Peña mentions some of the front-running options in his article. Among those cures in implementing “mentor and trainee” type programs that allow the new professionals to learn from their predecessors. Job-sharing is another choice currently on the table, as is specialized job training.
The problem still bubbles up with these proposals, however. The critical information will still be siloed with the people who assume these roles.
Studies show that younger generations of workers spend less time at one position within an organization than older generations once did. Once the younger employees get the bug and decide to move, the same issue will resurface. These solutions, if they’re employed solely, will create a negative loop, where the knowledge transfer must happen at smaller time intervals, with more information evaporating with each closure of the loop. Eventually, the next newcomer will receive nothing of value, and the organization will be left in a dire position.
Documenting key job knowledge, duties, and functions has also been suggested. And, given the downsides the “in-person” options above, documentation is objectively a superior option. For continuity and emergency response professionals, documentation is a solid option as it easily weaves into plans.
But documentation doesn’t come without its faults, either. A pure paper documentation system (or any kind of platform that statically keeps this information) is also a risk. It’s easy to forget these documents exist, or that they may need updates as the nature of the role or business change. When an event strikes, the headaches will reemerge, just with different pain points.
The True Solution for Keeping Institutional Knowledge
Since we’ve exhausted the most common proposals, it’s easy to ask: Is there anything that will actually work?
Well, documentation does hit the chord we need. But it’s just one piece in the orchestra we need to get the institutional knowledge from the brains of the old guard to the new.
So let’s start with documentation. A system that enables the old and new guards to store data they can continue to pass on to whomever, whether that be BC managers or role successors. The information can’t be locked into a static document or system, however, to go stale.
A dynamic platform provides the most value for organizations in the middle of this “lost knowledge” crisis. A platform will capture the information just as documentation would, but technology can shoulder a lot of the burden that comes with keeping the information up-to-date.
For the early stages of these grand knowledge transfers, key features like notifications and reminders can facilitate the cataloging and updating of this information. This kind of environment will persistently prove its value as new personnel come into the role, make new observations, and shift the documented information to more accurately match the reality of the organization’s operations.

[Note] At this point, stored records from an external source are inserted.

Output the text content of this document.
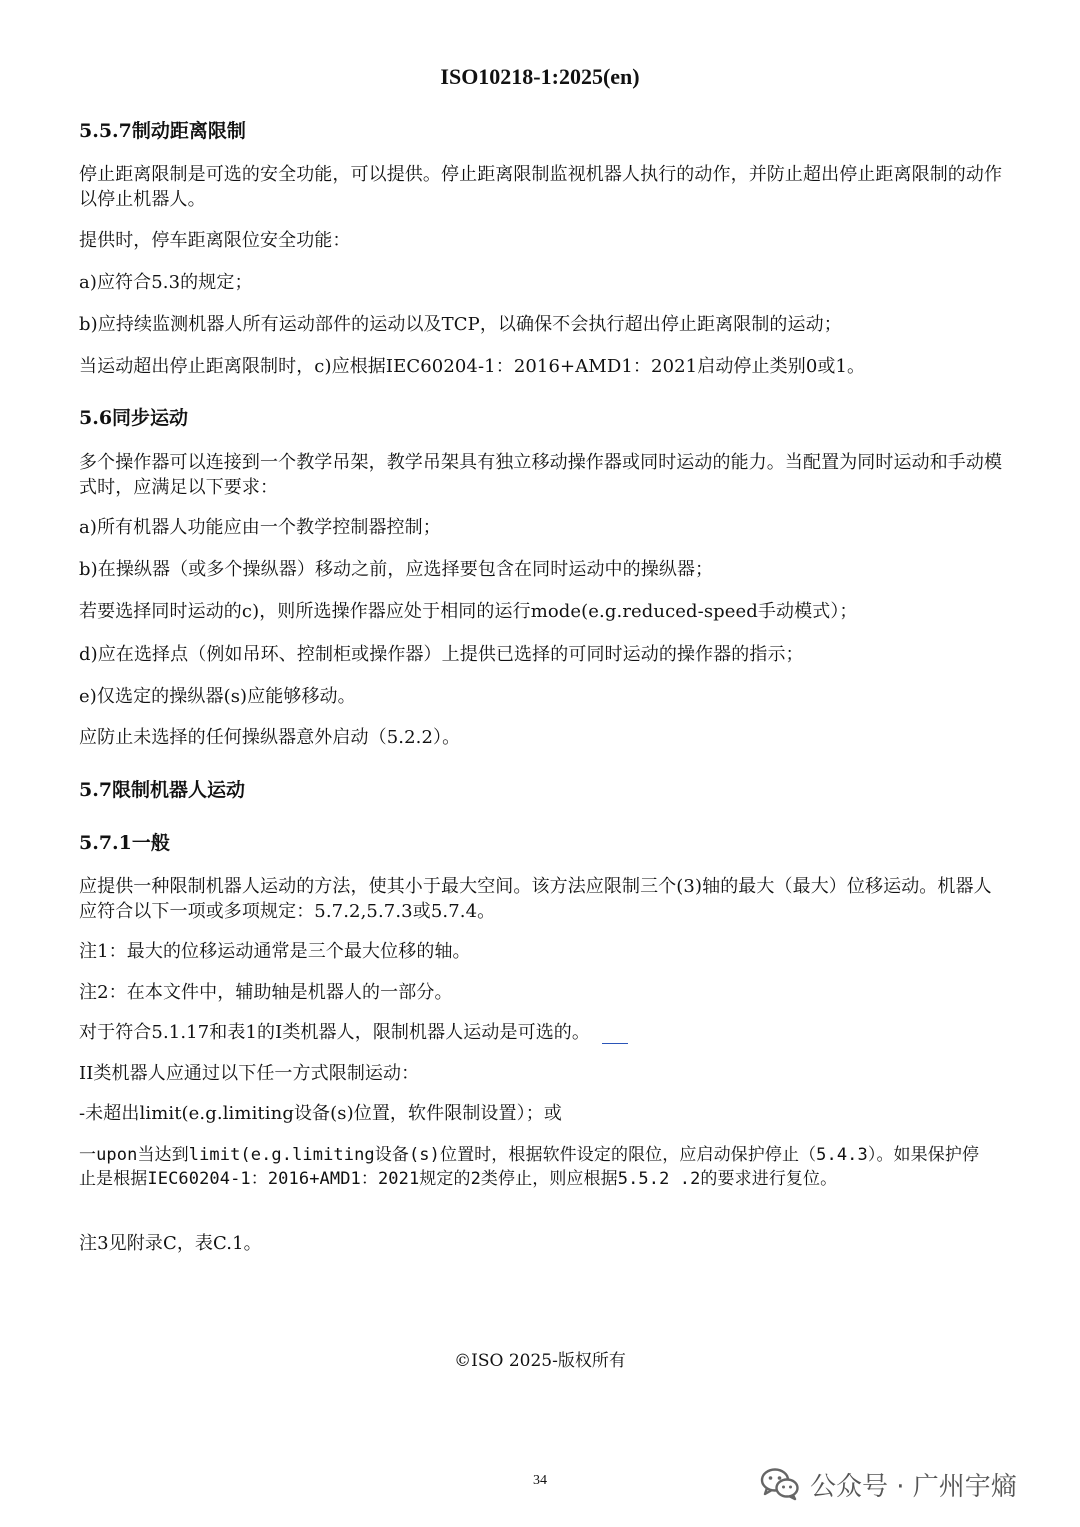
ISO10218-1:2025(en)
5.5.7制动距离限制
停止距离限制是可选的安全功能，可以提供。停止距离限制监视机器人执行的动作，并防止超出停止距离限制的动作以停止机器人。
提供时，停车距离限位安全功能：
a)应符合5.3的规定；
b)应持续监测机器人所有运动部件的运动以及TCP，以确保不会执行超出停止距离限制的运动；
当运动超出停止距离限制时，c)应根据IEC60204-1：2016+AMD1：2021启动停止类别0或1。
5.6同步运动
多个操作器可以连接到一个教学吊架，教学吊架具有独立移动操作器或同时运动的能力。当配置为同时运动和手动模式时，应满足以下要求：
a)所有机器人功能应由一个教学控制器控制；
b)在操纵器（或多个操纵器）移动之前，应选择要包含在同时运动中的操纵器；
若要选择同时运动的c)，则所选操作器应处于相同的运行mode(e.g.reduced-speed手动模式）；
d)应在选择点（例如吊环、控制柜或操作器）上提供已选择的可同时运动的操作器的指示；
e)仅选定的操纵器(s)应能够移动。
应防止未选择的任何操纵器意外启动（5.2.2）。
5.7限制机器人运动
5.7.1一般
应提供一种限制机器人运动的方法，使其小于最大空间。该方法应限制三个(3)轴的最大（最大）位移运动。机器人应符合以下一项或多项规定：5.7.2,5.7.3或5.7.4。
注1：最大的位移运动通常是三个最大位移的轴。
注2：在本文件中，辅助轴是机器人的一部分。
对于符合5.1.17和表1的I类机器人，限制机器人运动是可选的。
II类机器人应通过以下任一方式限制运动：
-未超出limit(e.g.limiting设备(s)位置，软件限制设置）；或
一upon当达到limit(e.g.limiting设备(s)位置时，根据软件设定的限位，应启动保护停止（5.4.3）。如果保护停止是根据IEC60204-1：2016+AMD1：2021规定的2类停止，则应根据5.5.2 .2的要求进行复位。
注3见附录C，表C.1。
©ISO 2025-版权所有
34	公众号 · 广州宇熵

Technology, as everyone already knows, is a force multiplier. In this context, technology not only provides a solution, but also efficiencies in operations. Technology can make the interface between these transitioning roles and business continuity managers, for example, nearly seamless. The information that lives and changes in the space will be wholly accessible, and make an organization more resilient as a result.
What to Do
For many industries, the migration of key personnel towards retirement casts a dark shadow. But it’s easy to look past the initial intimidation of that shadow to see what solutions are available; many can prime an organization to tackle the “lost knowledge” crisis, but some also provide an edge for companies to neutralize this problem and avoid its persistence.
Naturally, some of those solutions are better than others. Find the one that works best for your operations, and start implementing it to keep your organization in the clear.